228.8 We are the last ones here... The experience of growing old in gentrifying post-socialist urban environment?

Thursday, August 2, 2012: 10:30 AM
Faculty of Economics, TBA
Distributed Paper
Lucie GALCANOVA , Faculty of Social Studies, Office for Population Studies, Masaryk University, Brno, Czech Republic
Gentrification might be analyzed through the processes of the displacement of specific groups of lower economic and political power. However, it might also be studied as a process of cultural change and the establishment of cultural hegemonies and dominances, as a multidimensional cultural practice (Zukin 1987). Especially in the post-socialist city, the concept of gentrification is tightly bound with the transformation of the meaning of the inner city and other urban areas, especially when the structure of housing was one of the main path-dependencies of the previous communist era, which shaped population distribution in cities by specific forms of central distribution.

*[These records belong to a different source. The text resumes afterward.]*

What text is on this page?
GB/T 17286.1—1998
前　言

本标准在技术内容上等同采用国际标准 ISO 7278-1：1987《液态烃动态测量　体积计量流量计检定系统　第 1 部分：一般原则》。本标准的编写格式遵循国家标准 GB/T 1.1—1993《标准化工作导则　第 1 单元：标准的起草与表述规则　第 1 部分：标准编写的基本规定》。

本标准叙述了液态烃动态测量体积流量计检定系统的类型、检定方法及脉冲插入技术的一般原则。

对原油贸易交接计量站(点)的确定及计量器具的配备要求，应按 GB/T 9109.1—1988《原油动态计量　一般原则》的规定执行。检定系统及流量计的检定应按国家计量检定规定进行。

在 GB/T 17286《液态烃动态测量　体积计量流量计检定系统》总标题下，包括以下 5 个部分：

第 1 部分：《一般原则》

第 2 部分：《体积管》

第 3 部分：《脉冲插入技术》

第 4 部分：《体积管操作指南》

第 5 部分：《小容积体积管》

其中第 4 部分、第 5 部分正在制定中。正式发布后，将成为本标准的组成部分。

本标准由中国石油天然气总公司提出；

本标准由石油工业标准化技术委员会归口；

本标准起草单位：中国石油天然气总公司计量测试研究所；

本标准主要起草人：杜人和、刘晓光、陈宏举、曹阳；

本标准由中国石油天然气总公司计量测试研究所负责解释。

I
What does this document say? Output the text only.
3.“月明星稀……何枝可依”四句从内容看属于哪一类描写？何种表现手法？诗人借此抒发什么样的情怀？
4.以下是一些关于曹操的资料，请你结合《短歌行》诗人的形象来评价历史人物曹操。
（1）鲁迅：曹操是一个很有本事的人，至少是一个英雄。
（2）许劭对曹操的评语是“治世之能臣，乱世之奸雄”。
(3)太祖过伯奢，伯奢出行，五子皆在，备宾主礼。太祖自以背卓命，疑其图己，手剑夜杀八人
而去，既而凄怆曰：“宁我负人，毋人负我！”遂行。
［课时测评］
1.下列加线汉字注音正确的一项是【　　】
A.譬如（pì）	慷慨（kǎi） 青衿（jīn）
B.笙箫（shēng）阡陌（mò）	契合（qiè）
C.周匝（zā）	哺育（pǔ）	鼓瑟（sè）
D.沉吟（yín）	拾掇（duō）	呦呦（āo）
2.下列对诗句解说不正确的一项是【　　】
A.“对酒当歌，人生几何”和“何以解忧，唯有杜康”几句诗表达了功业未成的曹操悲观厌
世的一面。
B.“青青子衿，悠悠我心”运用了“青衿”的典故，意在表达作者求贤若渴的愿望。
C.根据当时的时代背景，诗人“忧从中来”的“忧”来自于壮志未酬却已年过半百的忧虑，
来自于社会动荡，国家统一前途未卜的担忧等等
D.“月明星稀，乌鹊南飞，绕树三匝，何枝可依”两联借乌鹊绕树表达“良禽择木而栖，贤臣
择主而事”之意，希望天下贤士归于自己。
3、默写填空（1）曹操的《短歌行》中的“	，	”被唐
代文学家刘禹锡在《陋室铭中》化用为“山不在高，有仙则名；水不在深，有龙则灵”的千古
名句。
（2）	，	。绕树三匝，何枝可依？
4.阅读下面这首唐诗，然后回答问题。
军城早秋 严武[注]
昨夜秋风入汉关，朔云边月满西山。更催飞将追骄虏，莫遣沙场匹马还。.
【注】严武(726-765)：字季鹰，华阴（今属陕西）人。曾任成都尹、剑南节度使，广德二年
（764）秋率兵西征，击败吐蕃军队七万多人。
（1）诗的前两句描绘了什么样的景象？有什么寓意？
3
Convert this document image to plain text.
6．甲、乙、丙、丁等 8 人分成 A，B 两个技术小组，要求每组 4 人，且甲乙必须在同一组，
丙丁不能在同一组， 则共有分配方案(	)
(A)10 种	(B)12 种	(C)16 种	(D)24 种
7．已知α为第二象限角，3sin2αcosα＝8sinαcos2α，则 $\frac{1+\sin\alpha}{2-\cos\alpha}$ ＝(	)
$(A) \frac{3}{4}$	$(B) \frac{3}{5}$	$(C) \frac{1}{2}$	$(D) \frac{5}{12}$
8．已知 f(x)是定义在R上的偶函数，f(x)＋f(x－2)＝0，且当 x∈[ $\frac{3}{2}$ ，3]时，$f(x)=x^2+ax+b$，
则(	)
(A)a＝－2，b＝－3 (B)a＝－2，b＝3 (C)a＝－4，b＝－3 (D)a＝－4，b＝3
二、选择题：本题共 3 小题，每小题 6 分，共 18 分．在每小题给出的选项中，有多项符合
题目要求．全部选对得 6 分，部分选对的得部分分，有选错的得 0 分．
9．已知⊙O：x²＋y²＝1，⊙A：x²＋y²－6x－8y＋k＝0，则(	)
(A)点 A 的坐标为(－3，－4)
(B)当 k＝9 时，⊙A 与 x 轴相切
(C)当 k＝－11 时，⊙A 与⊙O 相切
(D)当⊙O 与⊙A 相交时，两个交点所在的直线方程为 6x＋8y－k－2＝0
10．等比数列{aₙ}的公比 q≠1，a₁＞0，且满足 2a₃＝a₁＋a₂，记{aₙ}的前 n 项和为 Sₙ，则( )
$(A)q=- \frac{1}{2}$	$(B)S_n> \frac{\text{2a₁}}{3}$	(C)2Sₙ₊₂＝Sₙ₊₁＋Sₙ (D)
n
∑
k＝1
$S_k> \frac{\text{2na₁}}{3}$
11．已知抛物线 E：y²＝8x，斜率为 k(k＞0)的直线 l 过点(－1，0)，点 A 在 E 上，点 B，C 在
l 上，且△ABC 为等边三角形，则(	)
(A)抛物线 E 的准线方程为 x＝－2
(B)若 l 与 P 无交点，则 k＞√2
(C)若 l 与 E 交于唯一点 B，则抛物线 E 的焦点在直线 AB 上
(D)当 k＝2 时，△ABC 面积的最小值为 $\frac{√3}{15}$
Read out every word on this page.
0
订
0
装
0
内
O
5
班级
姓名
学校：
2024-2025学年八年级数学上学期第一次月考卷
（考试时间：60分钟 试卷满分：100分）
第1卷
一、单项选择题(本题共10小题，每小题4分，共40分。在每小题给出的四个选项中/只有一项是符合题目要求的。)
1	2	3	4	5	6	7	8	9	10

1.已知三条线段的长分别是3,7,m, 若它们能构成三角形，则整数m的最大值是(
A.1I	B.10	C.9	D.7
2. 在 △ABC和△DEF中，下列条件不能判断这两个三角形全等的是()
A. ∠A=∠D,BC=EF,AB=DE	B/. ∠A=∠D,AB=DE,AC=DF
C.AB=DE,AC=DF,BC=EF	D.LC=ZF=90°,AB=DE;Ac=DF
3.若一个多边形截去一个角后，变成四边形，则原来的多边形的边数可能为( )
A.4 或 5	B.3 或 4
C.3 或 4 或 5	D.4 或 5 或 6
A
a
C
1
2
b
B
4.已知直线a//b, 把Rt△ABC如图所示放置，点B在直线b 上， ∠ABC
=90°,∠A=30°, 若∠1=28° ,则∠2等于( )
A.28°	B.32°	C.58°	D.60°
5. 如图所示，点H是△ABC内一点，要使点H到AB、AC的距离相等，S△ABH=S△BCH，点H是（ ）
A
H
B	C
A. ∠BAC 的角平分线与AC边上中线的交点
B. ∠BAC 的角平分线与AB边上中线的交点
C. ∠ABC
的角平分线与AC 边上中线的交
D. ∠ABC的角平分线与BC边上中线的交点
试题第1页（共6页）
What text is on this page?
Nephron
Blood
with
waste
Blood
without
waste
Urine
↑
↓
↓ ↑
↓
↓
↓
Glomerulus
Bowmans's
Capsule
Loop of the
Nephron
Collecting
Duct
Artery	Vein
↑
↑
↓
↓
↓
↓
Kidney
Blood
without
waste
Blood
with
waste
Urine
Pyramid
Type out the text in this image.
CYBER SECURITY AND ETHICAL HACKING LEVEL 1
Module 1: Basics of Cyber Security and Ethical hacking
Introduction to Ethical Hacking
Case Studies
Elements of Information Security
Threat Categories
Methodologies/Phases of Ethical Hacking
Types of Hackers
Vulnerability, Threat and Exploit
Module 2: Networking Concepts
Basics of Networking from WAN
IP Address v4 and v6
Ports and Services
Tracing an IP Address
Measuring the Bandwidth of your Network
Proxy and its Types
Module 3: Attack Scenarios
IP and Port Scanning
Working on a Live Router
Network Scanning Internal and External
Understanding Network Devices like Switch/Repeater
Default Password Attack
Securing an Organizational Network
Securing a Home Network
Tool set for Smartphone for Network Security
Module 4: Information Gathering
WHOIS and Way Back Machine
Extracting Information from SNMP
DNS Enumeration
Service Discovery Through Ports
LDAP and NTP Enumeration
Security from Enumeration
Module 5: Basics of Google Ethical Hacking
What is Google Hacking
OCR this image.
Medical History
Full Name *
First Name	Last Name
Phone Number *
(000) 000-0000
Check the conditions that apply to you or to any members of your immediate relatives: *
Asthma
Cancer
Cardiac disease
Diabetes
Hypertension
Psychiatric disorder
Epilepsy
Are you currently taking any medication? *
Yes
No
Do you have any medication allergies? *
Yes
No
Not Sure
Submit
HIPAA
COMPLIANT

The paper is based on the “Ageing in the environment: regeneration, gentrification and social exclusion as new issues in environmental gerontology (2010 – 2012)” research project realized in three biggest cities in the Czech Republic: Prague, Ostrava and Brno. In the qualitative part of our research we focused on the perceptions of the neighbourhood changes by the inner city inhabitants over 60 (individual in-depth interviews and focus groups), and on their experience of growing old in different parts of the city centres, while in the quantitative follow-up surveys we aimed to grasp the perception of urban change in more comparative way to be able to differentiate between certain groups of elderly dwellers. One of the main issues emerging from the results is disparity between feelings of growing otherness of the living environment (“the city is not ours”) with persisting willingness to “stay put” expressed in individual life strategies. The concluding discussion raises question whether and how different forms of regeneration of the cities create risks (symbolic) exclusion of older people and how these are heterogeneously incorporated into older people narratives. The key issues of autonomy, in/security, in/stability and experience of fear of displacement are discussed.